07-30-2024, 08:28 AM
(07-30-2024, 02:16 AM)Mark A Becker Wrote: Hello FunkelD- welcomeThank you. I will work on this one and post in a more appropriate place. I genuinely appreciate your critique. Sharing is a new experience for me.
Thanks for posting your first shared effort, as it is an intriguing poem. I think it should be in the BASIC or MILD forum.
Instead of a long critique I'm just going to move some lines, and leave some out; add a couple of words.
Comfort space
As a small child I couldn’t help
but love my home- my light blue blanket,
a little itchy, very warm. I would trace
the little trucks with my finger.
The name in big letters,”U-Haul”, I remember. fantastic detail here
Home was metallic green and roared like a lion- another good detail- vague description of a car
all naugahyde and wool.
Was a home ever as fine as mine?
Frost hardly ever came inside.
Then Mom sold the Dodge and we moved. a bit more of a lead-in to avoid an abrupt ending?
My memories of comfort differ from most.
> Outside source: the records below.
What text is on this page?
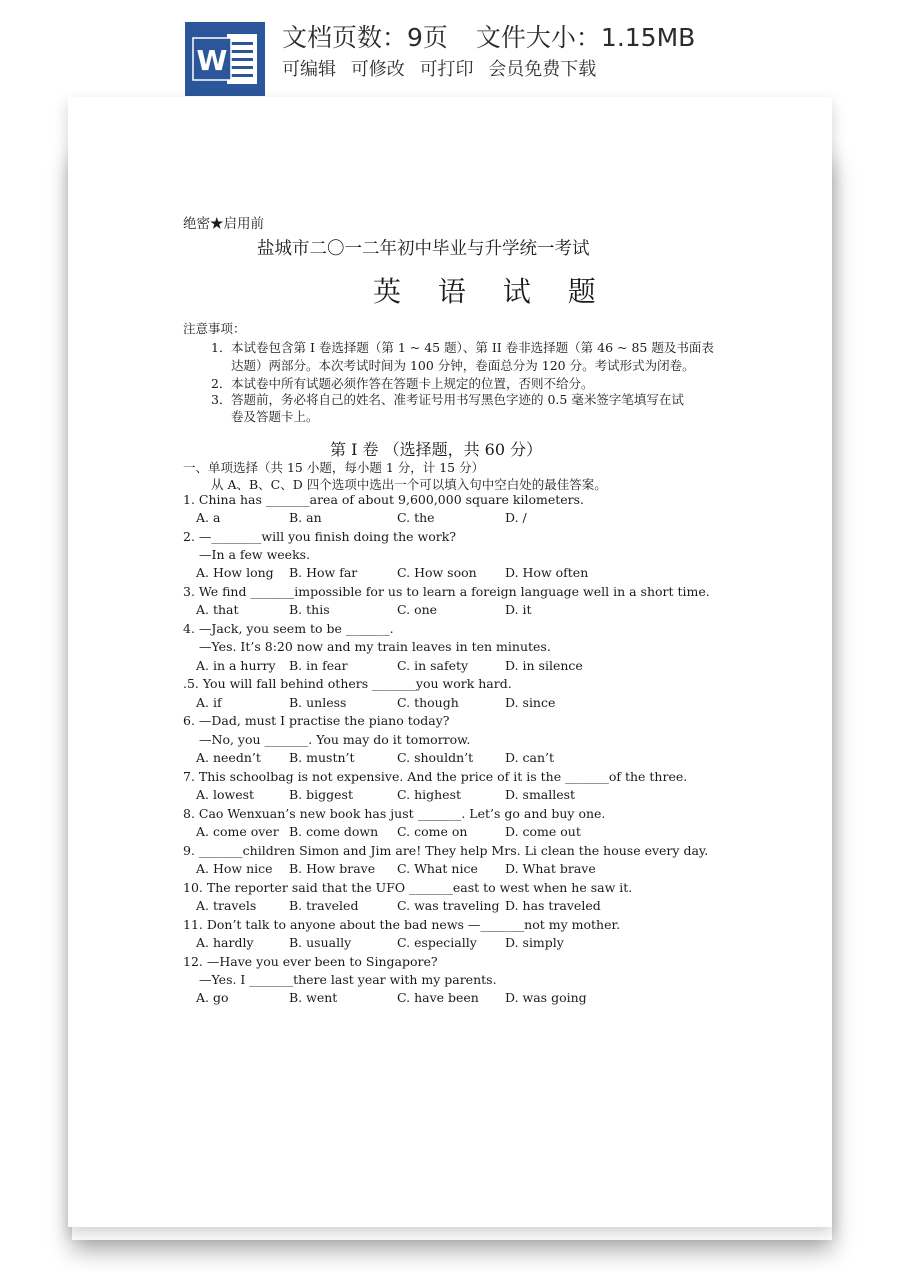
W
文档页数：9页 文件大小：1.15MB
可编辑 可修改 可打印 会员免费下载
绝密★启用前
盐城市二〇一二年初中毕业与升学统一考试
英 语 试 题
注意事项：
1．本试卷包含第 I 卷选择题（第 1 ~ 45 题）、第 II 卷非选择题（第 46 ~ 85 题及书面表
达题）两部分。本次考试时间为 100 分钟，卷面总分为 120 分。考试形式为闭卷。
2．本试卷中所有试题必须作答在答题卡上规定的位置，否则不给分。
3．答题前，务必将自己的姓名、准考证号用书写黑色字迹的 0.5 毫米签字笔填写在试
卷及答题卡上。
第 I 卷 （选择题，共 60 分）
一、单项选择（共 15 小题，每小题 1 分，计 15 分）
从 A、B、C、D 四个选项中选出一个可以填入句中空白处的最佳答案。
1. China has _______area of about 9,600,000 square kilometers.
A. a	B. an	C. the	D. /
2. —________will you finish doing the work?
—In a few weeks.
A. How long B. How far	C. How soon D. How often
3. We find _______impossible for us to learn a foreign language well in a short time.
A. that	B. this	C. one	D. it
4. —Jack, you seem to be _______.
—Yes. It’s 8:20 now and my train leaves in ten minutes.
A. in a hurry B. in fear	C. in safety	D. in silence
.5. You will fall behind others _______you work hard.
A. if	B. unless	C. though	D. since
6. —Dad, must I practise the piano today?
—No, you _______. You may do it tomorrow.
A. needn’t B. mustn’t	C. shouldn’t	D. can’t
7. This schoolbag is not expensive. And the price of it is the _______of the three.
A. lowest	B. biggest	C. highest	D. smallest
8. Cao Wenxuan’s new book has just _______. Let’s go and buy one.
A. come over B. come down C. come on	D. come out
9. _______children Simon and Jim are! They help Mrs. Li clean the house every day.
A. How nice B. How brave C. What nice D. What brave
10. The reporter said that the UFO _______east to west when he saw it.
A. travels	B. traveled	C. was traveling D. has traveled
11. Don’t talk to anyone about the bad news —_______not my mother.
A. hardly	B. usually	C. especially D. simply
12. —Have you ever been to Singapore?
—Yes. I _______there last year with my parents.
A. go	B. went	C. have been D. was going
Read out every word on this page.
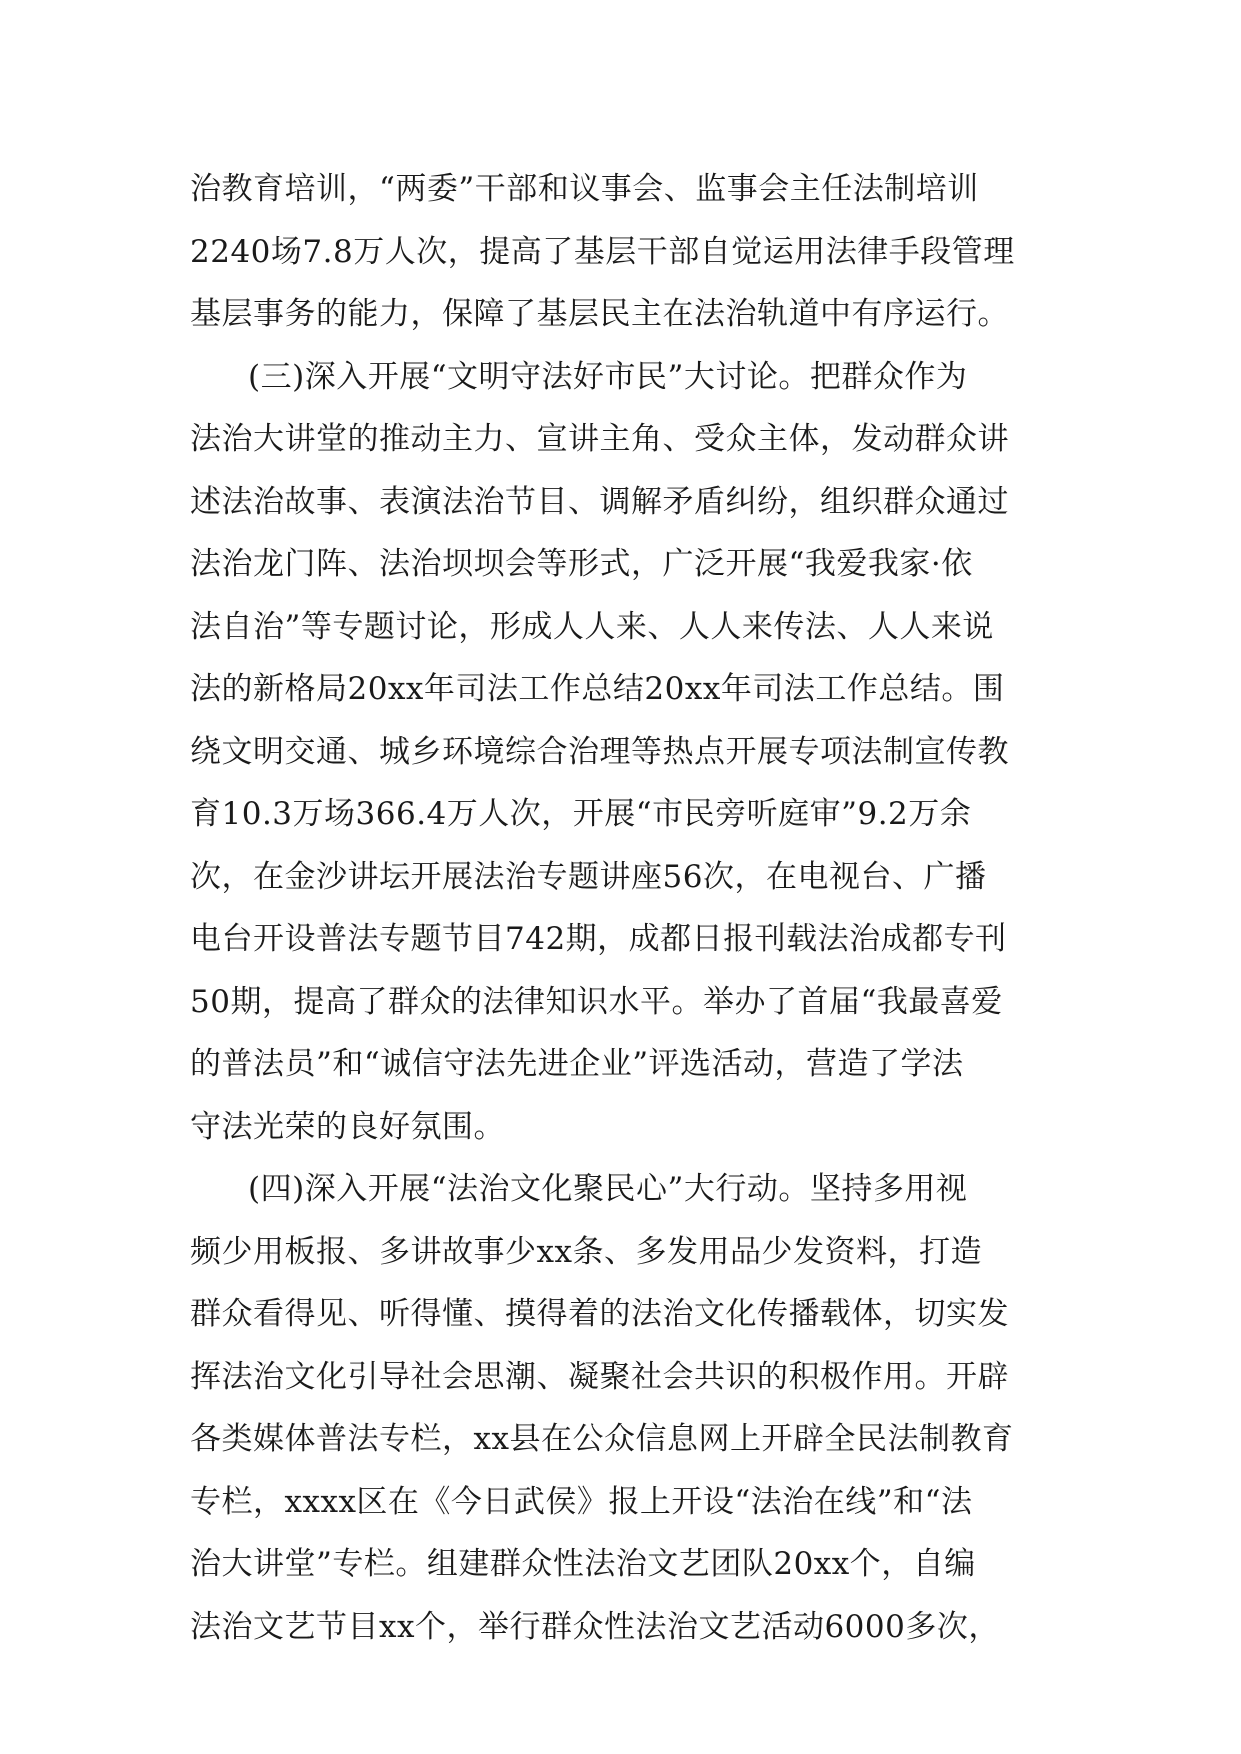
治教育培训，“两委”干部和议事会、监事会主任法制培训
2240场7.8万人次，提高了基层干部自觉运用法律手段管理
基层事务的能力，保障了基层民主在法治轨道中有序运行。
(三)深入开展“文明守法好市民”大讨论。把群众作为
法治大讲堂的推动主力、宣讲主角、受众主体，发动群众讲
述法治故事、表演法治节目、调解矛盾纠纷，组织群众通过
法治龙门阵、法治坝坝会等形式，广泛开展“我爱我家·依
法自治”等专题讨论，形成人人来、人人来传法、人人来说
法的新格局20xx年司法工作总结20xx年司法工作总结。围
绕文明交通、城乡环境综合治理等热点开展专项法制宣传教
育10.3万场366.4万人次，开展“市民旁听庭审”9.2万余
次，在金沙讲坛开展法治专题讲座56次，在电视台、广播
电台开设普法专题节目742期，成都日报刊载法治成都专刊
50期，提高了群众的法律知识水平。举办了首届“我最喜爱
的普法员”和“诚信守法先进企业”评选活动，营造了学法
守法光荣的良好氛围。
(四)深入开展“法治文化聚民心”大行动。坚持多用视
频少用板报、多讲故事少xx条、多发用品少发资料，打造
群众看得见、听得懂、摸得着的法治文化传播载体，切实发
挥法治文化引导社会思潮、凝聚社会共识的积极作用。开辟
各类媒体普法专栏，xx县在公众信息网上开辟全民法制教育
专栏，xxxx区在《今日武侯》报上开设“法治在线”和“法
治大讲堂”专栏。组建群众性法治文艺团队20xx个，自编
法治文艺节目xx个，举行群众性法治文艺活动6000多次，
This oblique reference to homelessness at a very young age is good, and perhaps better at the end. Your light touch works well and could be expanded. Keen observation that very young children accept their circumstances, as long as at least one parent is around.
The general idea of this piece is fabulous- how to convey homelessness without ever mentioning the word. Bravo on that. A bit of work and you'll have a very fine poem. That said, the FUN forum ain't the right home for this one. More in-depth critique will really help. Please don't be shy.